Matthieu fit signe aux gendarmes qu’ils pouvaient emmener le blessé. Deux d’entre eux garderaient sa porte à l’hôpital de Combourg. Un autre véhicule emportait le tireur vers le commissariat de Rennes, Verdun au volant et Berrond aux côtés d’Yvon le Bras, dit le « Prestidigitateur ».

— Donc déjà cinq dans la même classe, dit Matthieu en notant : Pierre Robic, Yvon Le Bras, Jean Gildas, Hervé Pouliquen et Pierre Le Guillou.

— J’ai les adresses des deux nouveaux, dit Mercadet en levant le nez de sa machine. Le tireur habite Louvigné et le chauffeur Bois-sur-Combourg. On prévoit deux nouvelles perquisitions, commissaire Matthieu ?

— Avec l’accord d’Adamsberg et du divisionnaire, oui.

— Je vous laisse organiser cela, dit Mercadet qui ne tenait plus debout.

Noël entra avec Retancourt, revenant de l’hôpital de Rennes. Tous les visages se tournèrent vers eux.

— Pour ce que l’infirmière nous en a dit, le biceps a été perforé, ils vont recoudre tout cela sous anesthésie locale et nous le rendre demain, avec antibiotique, antiseptique et pansement à changer tous les jours. Évidemment, il ne pourra pas facilement bouger le bras avant la cicatrisation. Donc, une attelle.

— Bon Dieu de soulagement, dit Johan en versant le chouchen. À quelle heure on l’opère ?

— Dès ce soir.

Matthieu résuma les identifications de Josselin pour Noël et Retancourt.

— C’est du beau boulot, dit Noël, on cueille les hommes de Robic comme des pommes et ça ne doit pas lui plaire. Mais cette affaire nous éloigne de notre but initial : le tueur de Louviec.

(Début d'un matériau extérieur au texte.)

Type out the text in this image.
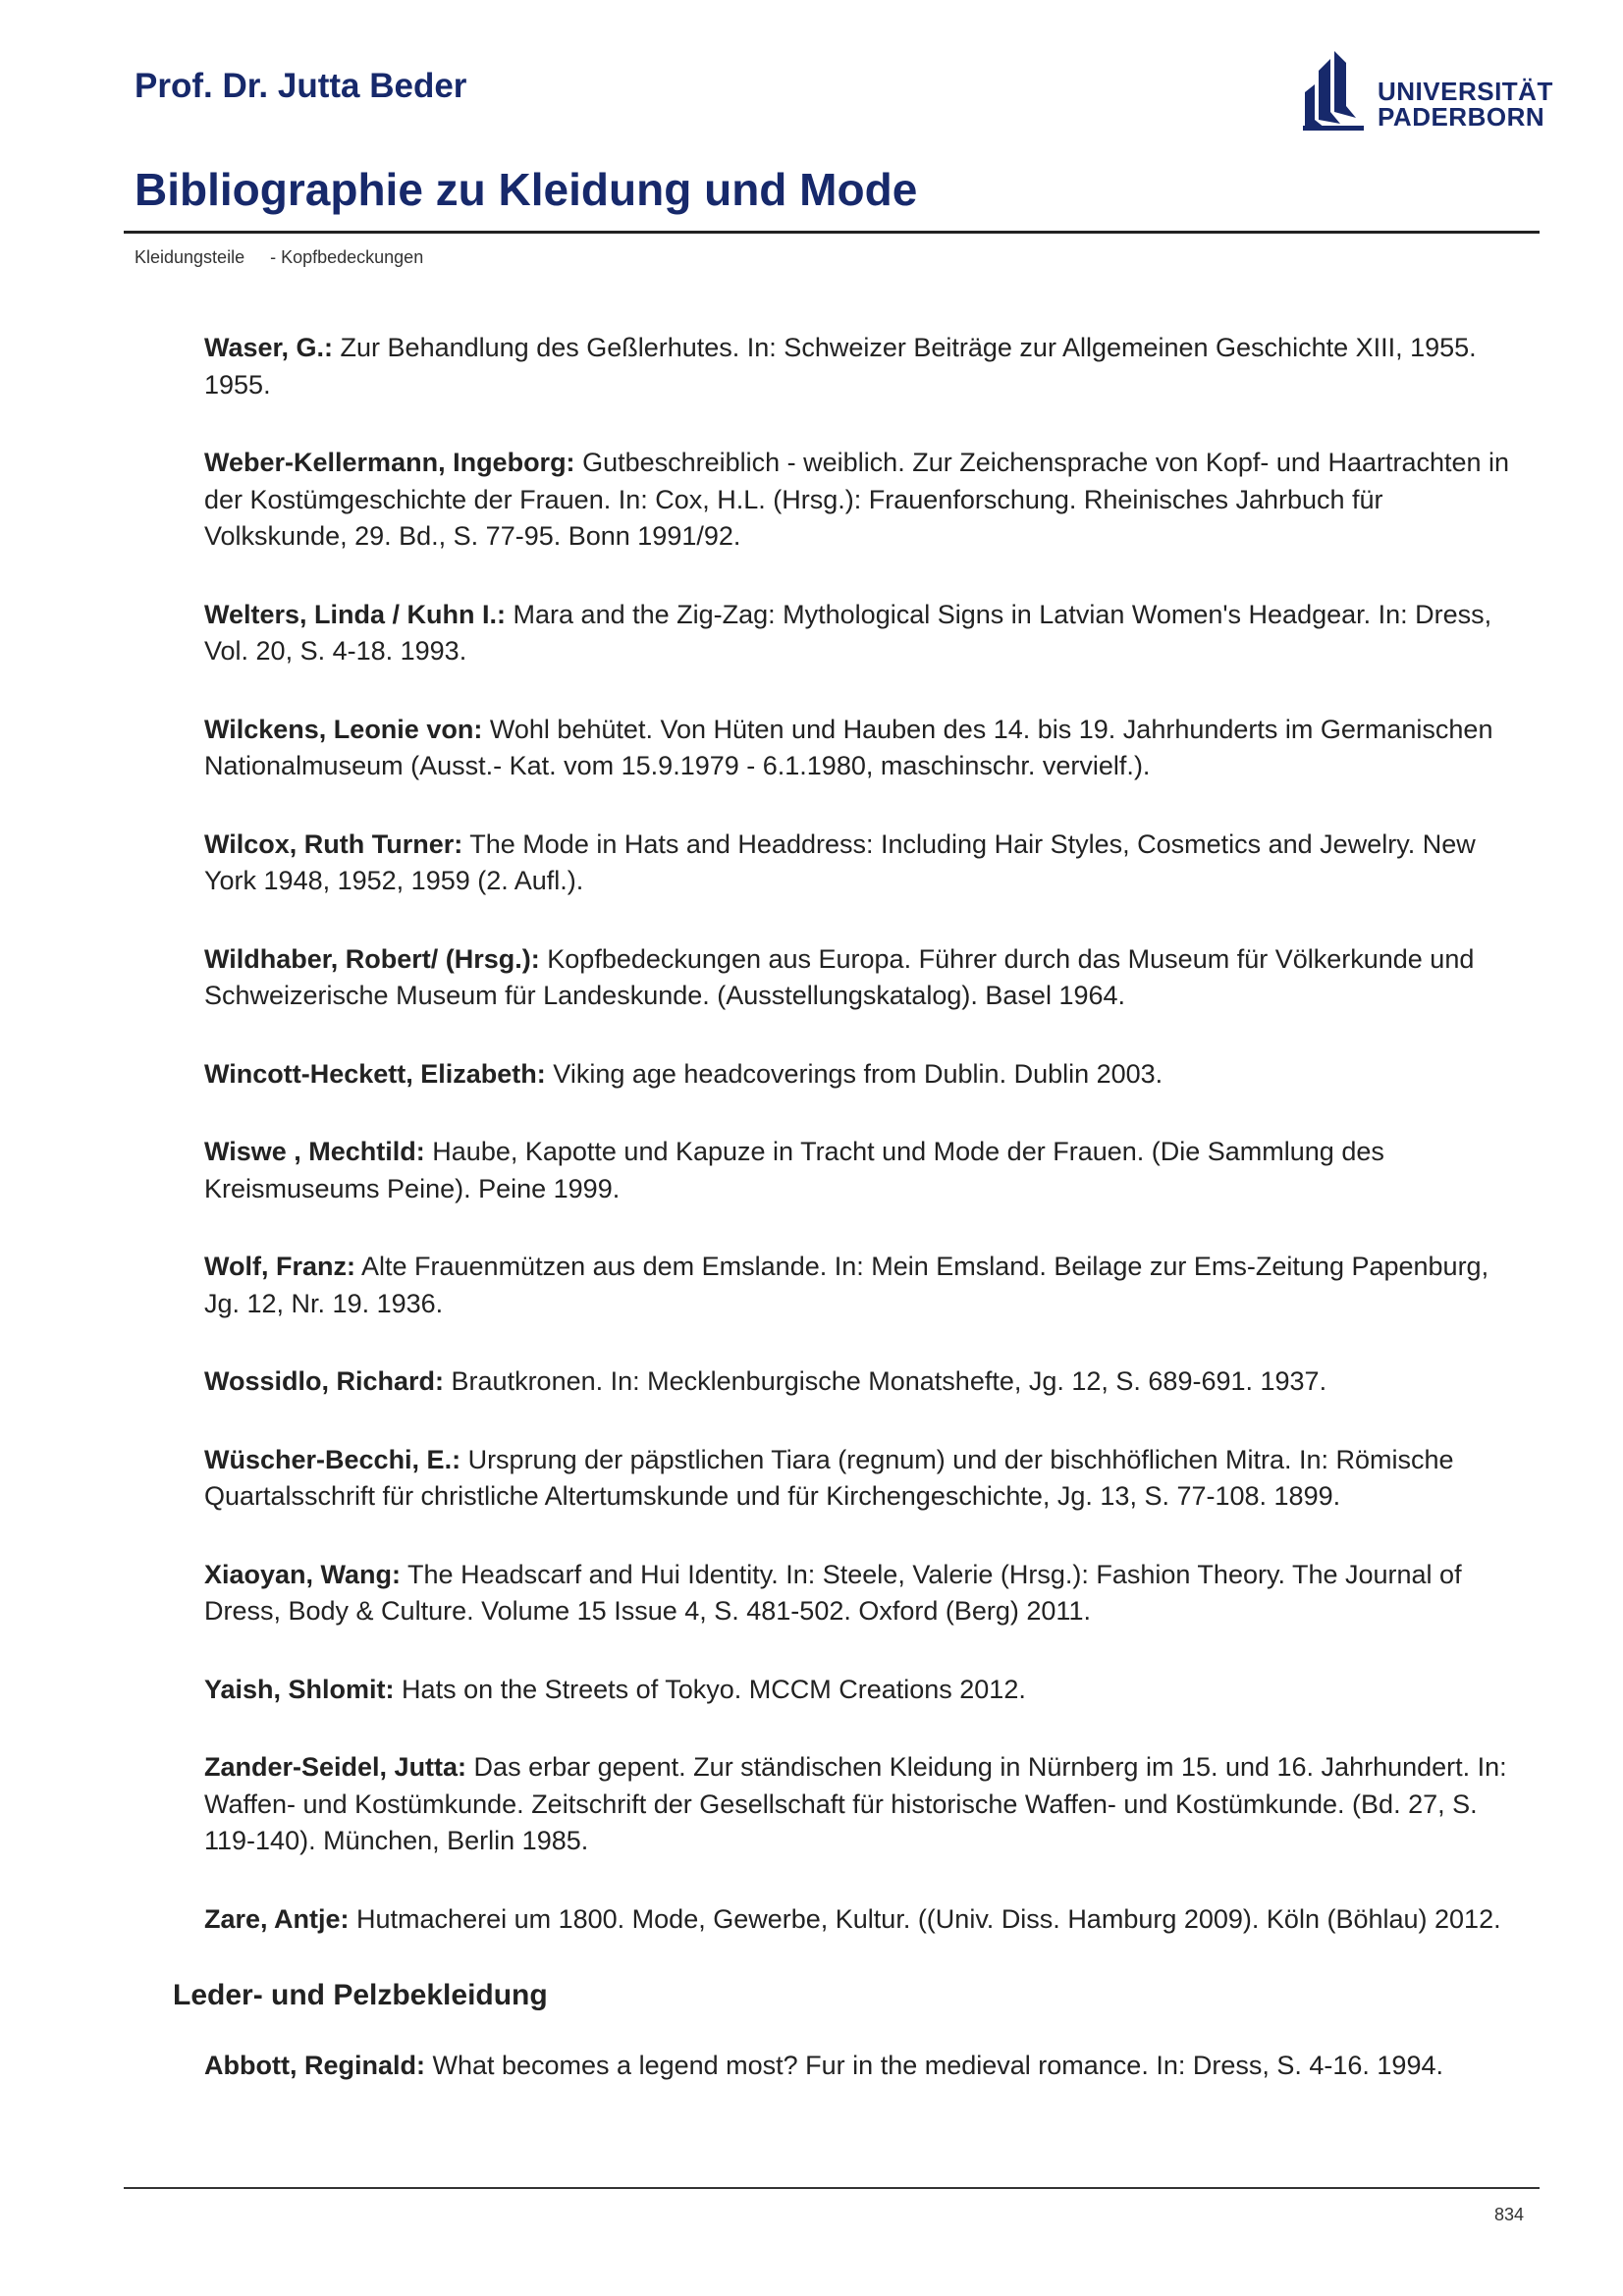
Prof. Dr. Jutta Beder	UNIVERSITÄT
PADERBORN
Bibliographie zu Kleidung und Mode
Kleidungsteile - Kopfbedeckungen

Waser, G.: Zur Behandlung des Geßlerhutes. In: Schweizer Beiträge zur Allgemeinen Geschichte XIII, 1955. 1955.

Weber-Kellermann, Ingeborg: Gutbeschreiblich - weiblich. Zur Zeichensprache von Kopf- und Haartrachten in der Kostümgeschichte der Frauen. In: Cox, H.L. (Hrsg.): Frauenforschung. Rheinisches Jahrbuch für Volkskunde, 29. Bd., S. 77-95. Bonn 1991/92.

Welters, Linda / Kuhn I.: Mara and the Zig-Zag: Mythological Signs in Latvian Women's Headgear. In: Dress, Vol. 20, S. 4-18. 1993.

Wilckens, Leonie von: Wohl behütet. Von Hüten und Hauben des 14. bis 19. Jahrhunderts im Germanischen Nationalmuseum (Ausst.- Kat. vom 15.9.1979 - 6.1.1980, maschinschr. vervielf.).

Wilcox, Ruth Turner: The Mode in Hats and Headdress: Including Hair Styles, Cosmetics and Jewelry. New York 1948, 1952, 1959 (2. Aufl.).

Wildhaber, Robert/ (Hrsg.): Kopfbedeckungen aus Europa. Führer durch das Museum für Völkerkunde und Schweizerische Museum für Landeskunde. (Ausstellungskatalog). Basel 1964.

Wincott-Heckett, Elizabeth: Viking age headcoverings from Dublin. Dublin 2003.

Wiswe , Mechtild: Haube, Kapotte und Kapuze in Tracht und Mode der Frauen. (Die Sammlung des Kreismuseums Peine). Peine 1999.

Wolf, Franz: Alte Frauenmützen aus dem Emslande. In: Mein Emsland. Beilage zur Ems-Zeitung Papenburg, Jg. 12, Nr. 19. 1936.

Wossidlo, Richard: Brautkronen. In: Mecklenburgische Monatshefte, Jg. 12, S. 689-691. 1937.

Wüscher-Becchi, E.: Ursprung der päpstlichen Tiara (regnum) und der bischhöflichen Mitra. In: Römische Quartalsschrift für christliche Altertumskunde und für Kirchengeschichte, Jg. 13, S. 77-108. 1899.

Xiaoyan, Wang: The Headscarf and Hui Identity. In: Steele, Valerie (Hrsg.): Fashion Theory. The Journal of Dress, Body & Culture. Volume 15 Issue 4, S. 481-502. Oxford (Berg) 2011.

Yaish, Shlomit: Hats on the Streets of Tokyo. MCCM Creations 2012.

Zander-Seidel, Jutta: Das erbar gepent. Zur ständischen Kleidung in Nürnberg im 15. und 16. Jahrhundert. In: Waffen- und Kostümkunde. Zeitschrift der Gesellschaft für historische Waffen- und Kostümkunde. (Bd. 27, S. 119-140). München, Berlin 1985.

Zare, Antje: Hutmacherei um 1800. Mode, Gewerbe, Kultur. ((Univ. Diss. Hamburg 2009). Köln (Böhlau) 2012.

Leder- und Pelzbekleidung

Abbott, Reginald: What becomes a legend most? Fur in the medieval romance. In: Dress, S. 4-16. 1994.

834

— Non, dit Retancourt, on suit sa diagonale, comme a dit le commissaire. Robic a fait tuer le docteur à la demande d’un gars de Louviec. En coinçant sa bande, on coince notre tueur. Suffit qu’on fasse parler l’un des leurs.

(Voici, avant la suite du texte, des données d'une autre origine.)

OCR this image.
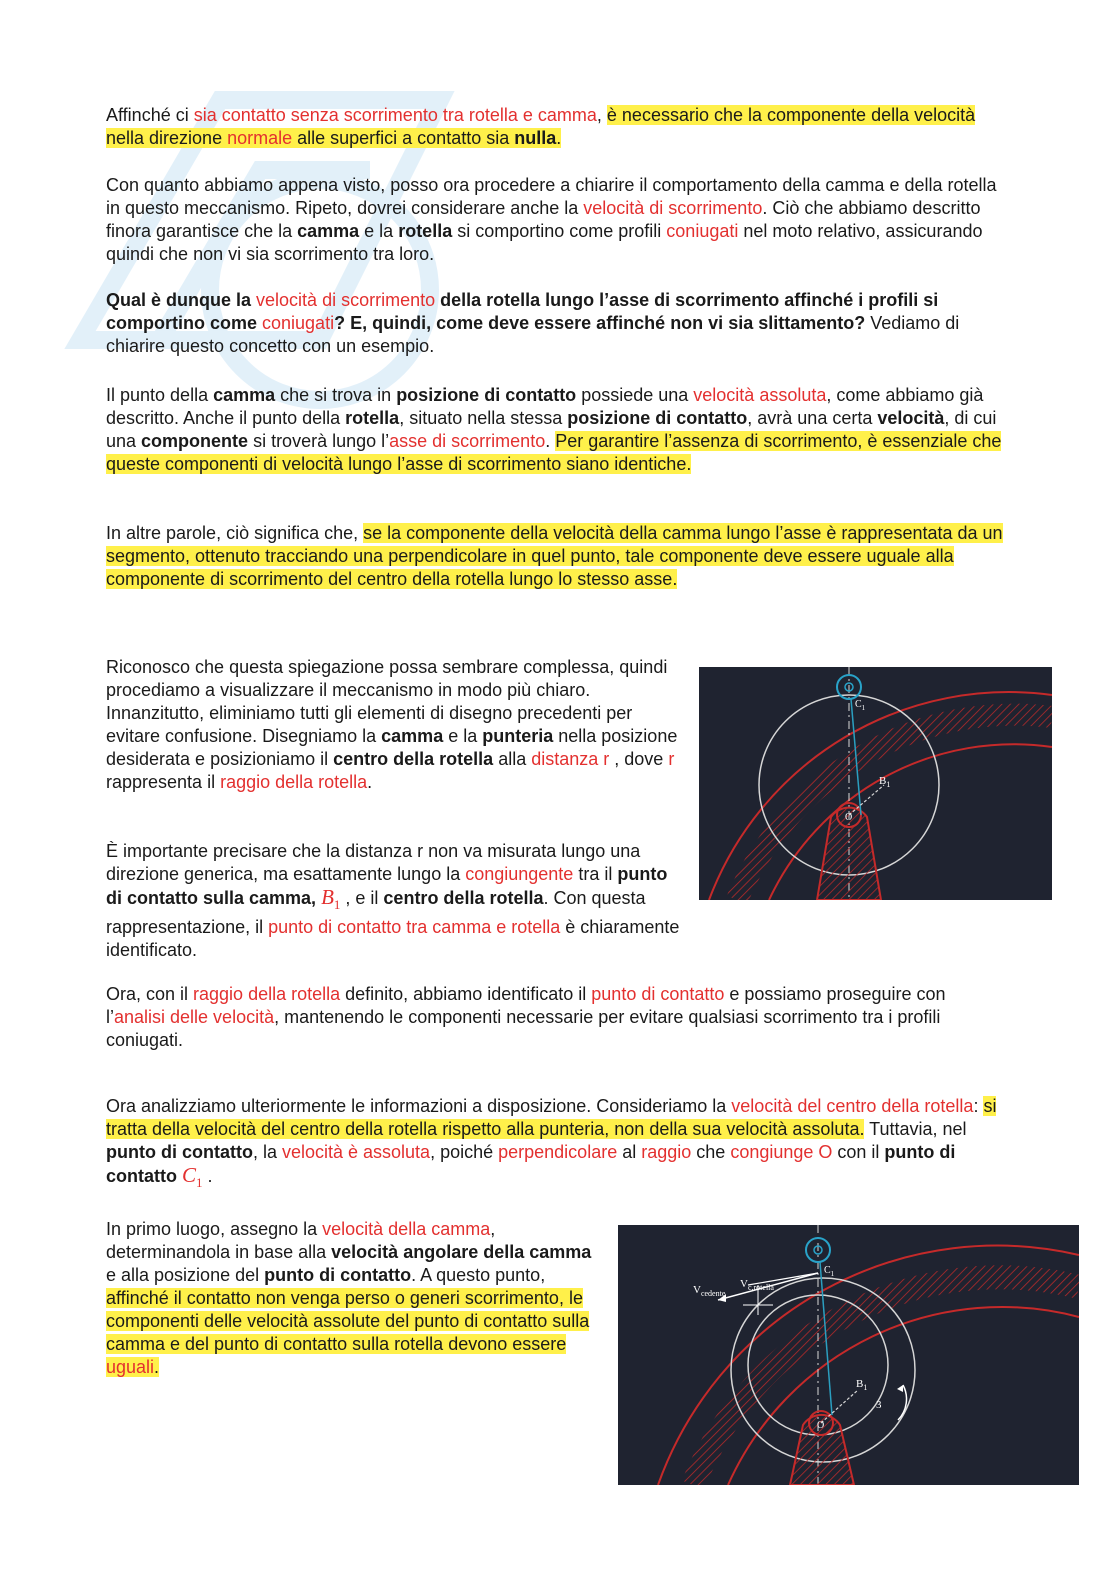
Affinché ci sia contatto senza scorrimento tra rotella e camma, è necessario che la componente della velocità nella direzione normale alle superfici a contatto sia nulla.

Con quanto abbiamo appena visto, posso ora procedere a chiarire il comportamento della camma e della rotella in questo meccanismo. Ripeto, dovrei considerare anche la velocità di scorrimento. Ciò che abbiamo descritto finora garantisce che la camma e la rotella si comportino come profili coniugati nel moto relativo, assicurando quindi che non vi sia scorrimento tra loro.

Qual è dunque la velocità di scorrimento della rotella lungo l’asse di scorrimento affinché i profili si comportino come coniugati? E, quindi, come deve essere affinché non vi sia slittamento? Vediamo di chiarire questo concetto con un esempio.

Il punto della camma che si trova in posizione di contatto possiede una velocità assoluta, come abbiamo già descritto. Anche il punto della rotella, situato nella stessa posizione di contatto, avrà una certa velocità, di cui una componente si troverà lungo l’asse di scorrimento. Per garantire l’assenza di scorrimento, è essenziale che queste componenti di velocità lungo l’asse di scorrimento siano identiche.

In altre parole, ciò significa che, se la componente della velocità della camma lungo l’asse è rappresentata da un segmento, ottenuto tracciando una perpendicolare in quel punto, tale componente deve essere uguale alla componente di scorrimento del centro della rotella lungo lo stesso asse.

Riconosco che questa spiegazione possa sembrare complessa, quindi procediamo a visualizzare il meccanismo in modo più chiaro. Innanzitutto, eliminiamo tutti gli elementi di disegno precedenti per evitare confusione. Disegniamo la camma e la punteria nella posizione desiderata e posizioniamo il centro della rotella alla distanza r , dove r rappresenta il raggio della rotella.

È importante precisare che la distanza r non va misurata lungo una direzione generica, ma esattamente lungo la congiungente tra il punto di contatto sulla camma, $B_1$ , e il centro della rotella. Con questa rappresentazione, il punto di contatto tra camma e rotella è chiaramente identificato.

$B_1$
$C_1$
O

Ora, con il raggio della rotella definito, abbiamo identificato il punto di contatto e possiamo proseguire con l’analisi delle velocità, mantenendo le componenti necessarie per evitare qualsiasi scorrimento tra i profili coniugati.

Ora analizziamo ulteriormente le informazioni a disposizione. Consideriamo la velocità del centro della rotella: si tratta della velocità del centro della rotella rispetto alla punteria, non della sua velocità assoluta. Tuttavia, nel punto di contatto, la velocità è assoluta, poiché perpendicolare al raggio che congiunge O con il punto di contatto $C_1$ .

In primo luogo, assegno la velocità della camma, determinandola in base alla velocità angolare della camma e alla posizione del punto di contatto. A questo punto, affinché il contatto non venga perso o generi scorrimento, le componenti delle velocità assolute del punto di contatto sulla camma e del punto di contatto sulla rotella devono essere uguali.

$V_{cedente}$
$V_{c,rotella}$
$B_1$
$C_1$
O
3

— Juste, dit Veyrenc. Commissaire, je propose qu’on se colle demain aux deux perquisitions dès que possible. Les deux maisons dans la journée.

— Ça marche, dit Matthieu. On ne procédera aux interrogatoires qu’après en avoir fini avec les fouilles. On ne sera que sept. C’est un peu juste pour deux baraques à visiter dans la journée. J’amène cinq hommes de plus et notre perceur de coffre.